Why Keep Them Separate

The temptation in early design is to route everything through a single "smart" pipeline that detects which path to take. We considered this and rejected it for three reasons.

Latency profiles are incompatible. Turbo Lane at 3 seconds and Goal Lane at 3 minutes cannot share infrastructure tuned for one of them. Connection pools, timeout configurations, queue depths — all are sized differently.

Error semantics are different. A Turbo Lane failure is synchronous: the HTTP request returns an error and the user retries. A Goal Lane failure is asynchronous: the job is in-flight, may be partially complete, has a checkpoint that could be restored, and has already been paid for. Recovery paths are fundamentally different.

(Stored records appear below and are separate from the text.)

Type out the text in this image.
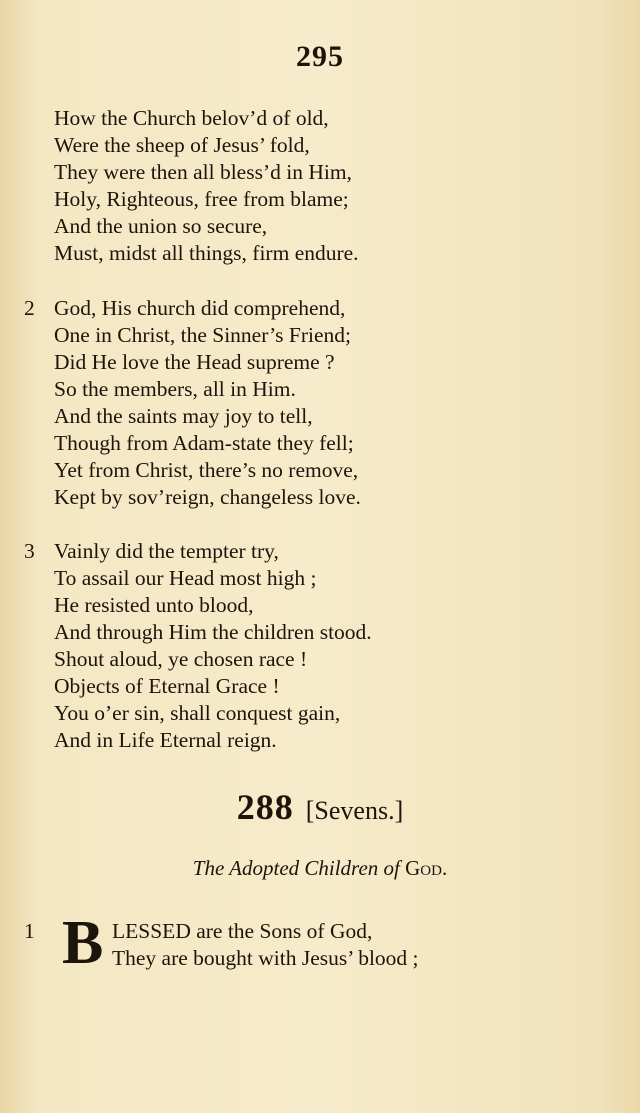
295
How the Church belov’d of old,
Were the sheep of Jesus’ fold,
They were then all bless’d in Him,
Holy, Righteous, free from blame;
And the union so secure,
Must, midst all things, firm endure.
2 God, His church did comprehend,
One in Christ, the Sinner’s Friend;
Did He love the Head supreme ?
So the members, all in Him.
And the saints may joy to tell,
Though from Adam-state they fell;
Yet from Christ, there’s no remove,
Kept by sov’reign, changeless love.
3 Vainly did the tempter try,
To assail our Head most high ;
He resisted unto blood,
And through Him the children stood.
Shout aloud, ye chosen race !
Objects of Eternal Grace !
You o’er sin, shall conquest gain,
And in Life Eternal reign.
288 [Sevens.]
The Adopted Children of God.
1 B LESSED are the Sons of God,
They are bought with Jesus’ blood ;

Cost models are different. Turbo Lane has near-zero marginal cost per conversion. Goal Lane has real LLM inference cost per workflow. Mixing them in a single billing and quota system would make both harder to price correctly.

The Shared Boundary

Despite being separate systems, Turbo Lane and Goal Lane share a common object storage backend and job tracking model. A Goal Lane workflow can invoke Turbo Lane processors as steps — for example, converting an LLM-generated DOCX to PDF as the final artifact.

Goal Lane Workflow
  ├── Phase 1: Extract resume content (MCP tool)
  ├── Phase 2: Tailor resume text (LLM)
  ├── Phase 3: Generate DOCX artifact (MCP tool)
  └── Phase 4: Convert DOCX → PDF (Turbo Lane processor)
                         ↑
              Reuses existing processor registry

The boundary is: Goal Lane can call Turbo Lane as a library. Turbo Lane never calls Goal Lane. Dependency is one-directional.

What This Enabled

The two-lane split made it possible to evolve each system independently. Turbo Lane received support for 280+ formats across six months while Goal Lane was being built. Goal Lane's agent architecture went through three major revisions — conversation history restoration, token budget scaling, universal prompt templating — without touching a line of Turbo Lane code.

The cost of separation is duplication: two job models, two progress tracking systems, two API surfaces. But in systems where the workloads are fundamentally different, the cost of conflation is higher.